La cible est une boule d’or de la taille d’un pois qui contient le carburant. Le carburant est une capsule de diamant contenant un mélange congelé de deux isotopes d’hydrogène, de deutérium et de tritium. L’énorme énergie des lasers provoque l’effondrement de la capsule et crée les conditions nécessaires à la fusion des isotopes de l’hydrogène en hélium et à la libération d’énergie.
Obtenir les bonnes conditions est une tâche technique extrêmement difficile.

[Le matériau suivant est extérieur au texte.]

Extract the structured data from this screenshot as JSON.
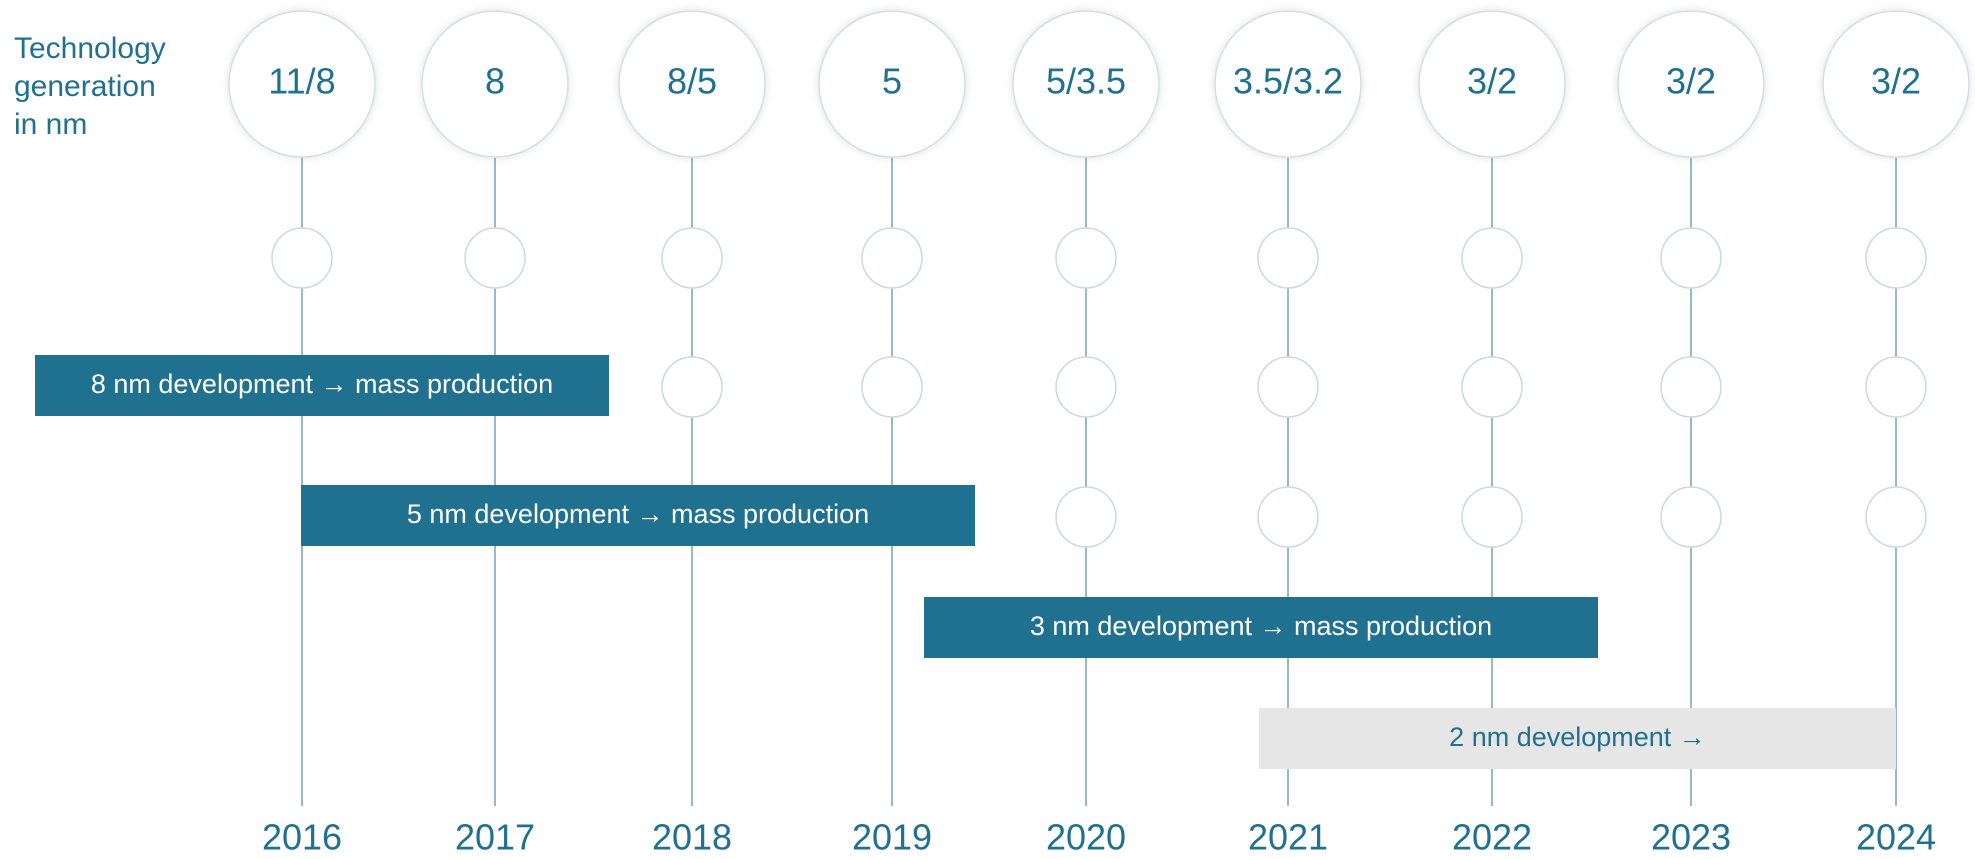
{
  "label_lines": [
    "Technology",
    "generation",
    "in nm"
  ],
  "columns": [
    {
      "year": "2016",
      "node": "11/8"
    },
    {
      "year": "2017",
      "node": "8"
    },
    {
      "year": "2018",
      "node": "8/5"
    },
    {
      "year": "2019",
      "node": "5"
    },
    {
      "year": "2020",
      "node": "5/3.5"
    },
    {
      "year": "2021",
      "node": "3.5/3.2"
    },
    {
      "year": "2022",
      "node": "3/2"
    },
    {
      "year": "2023",
      "node": "3/2"
    },
    {
      "year": "2024",
      "node": "3/2"
    }
  ],
  "phases": [
    {
      "text": "8 nm development → mass production",
      "style": "dark"
    },
    {
      "text": "5 nm development → mass production",
      "style": "dark"
    },
    {
      "text": "3 nm development → mass production",
      "style": "dark"
    },
    {
      "text": "2 nm development →",
      "style": "light"
    }
  ]
}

Le carburant doit atteindre des températures extrêmement froides (quelques degrés au-dessus du zéro absolu, soit –273,15°C). La chambre à vide dans laquelle l’expérience est réalisée doit être presque parfaite et, plus important encore, la forme de la capsule de combustible doit être une sphère parfaite.
Même une petite variation par rapport à ces conditions presque parfaites ferait échouer l’expérience. Si tout va bien, la fusion commence dans le noyau central du combustible et l’énergie libérée se propage vers l’extérieur dans la capsule, provoquant plus de fusion et rendant le processus auto-entretenu. C’est ce qu’on appelle l’allumage.
Ce que les scientifiques du NIF ont découvert, c’est que l’énergie libérée dans le processus, 3,4 mégajoules (MJ), était supérieure à l’énergie qui est entrée dans la réaction. Cela ne s’était jamais produit auparavant dans l’histoire longue de plusieurs décennies de la recherche sur la fusion.
Cependant, tout le battage médiatique selon lequel cette expérience unique est la panacée pour tous les problèmes énergétiques de l’humanité est quelque peu prématuré et déplacé pour trois raisons :
- Bien que le bilan énergétique de la réaction elle-même soit positif, l’énergie utilisée par les lasers pour la produire était 100 fois supérieure à celle produite dans la réaction.
- Il y a aussi la question de pouvoir le faire sur une base quasi continue pour créer une source d’énergie viable.
- Le tritium nécessaire pour fabriquer un réacteur commercialement viable utilisant cette technologie est tout simplement trop rare et trop cher pour le moment.
Ils n’ont pas fait sauter un fusible
Dans un discours célèbre en 1954, Lewis Strauss, alors président de la Commission américaine de l’énergie atomique, a déclaré que Pouvoir nucléaire serait bientôt si abondant qu’il deviendrait « trop bon marché pour être mesuré ». Même après des décennies de recherche, nous sommes loin d’avoir une énergie de fusion viable. L’expérience du NIF est certainement un tour de force technique et une étape majeure dans cette direction.
Il y a une vieille blague dans la communauté de la fusion – obtenir de l’énergie nette à partir de la fusion est toujours 20 ans dans le futur. Comme le dit la reine blanche dans le roman de 1871 de Lewis Carroll, Through the Looking Glass , «la règle est, confiture demain et confiture hier – mais jamais confiture aujourd’hui».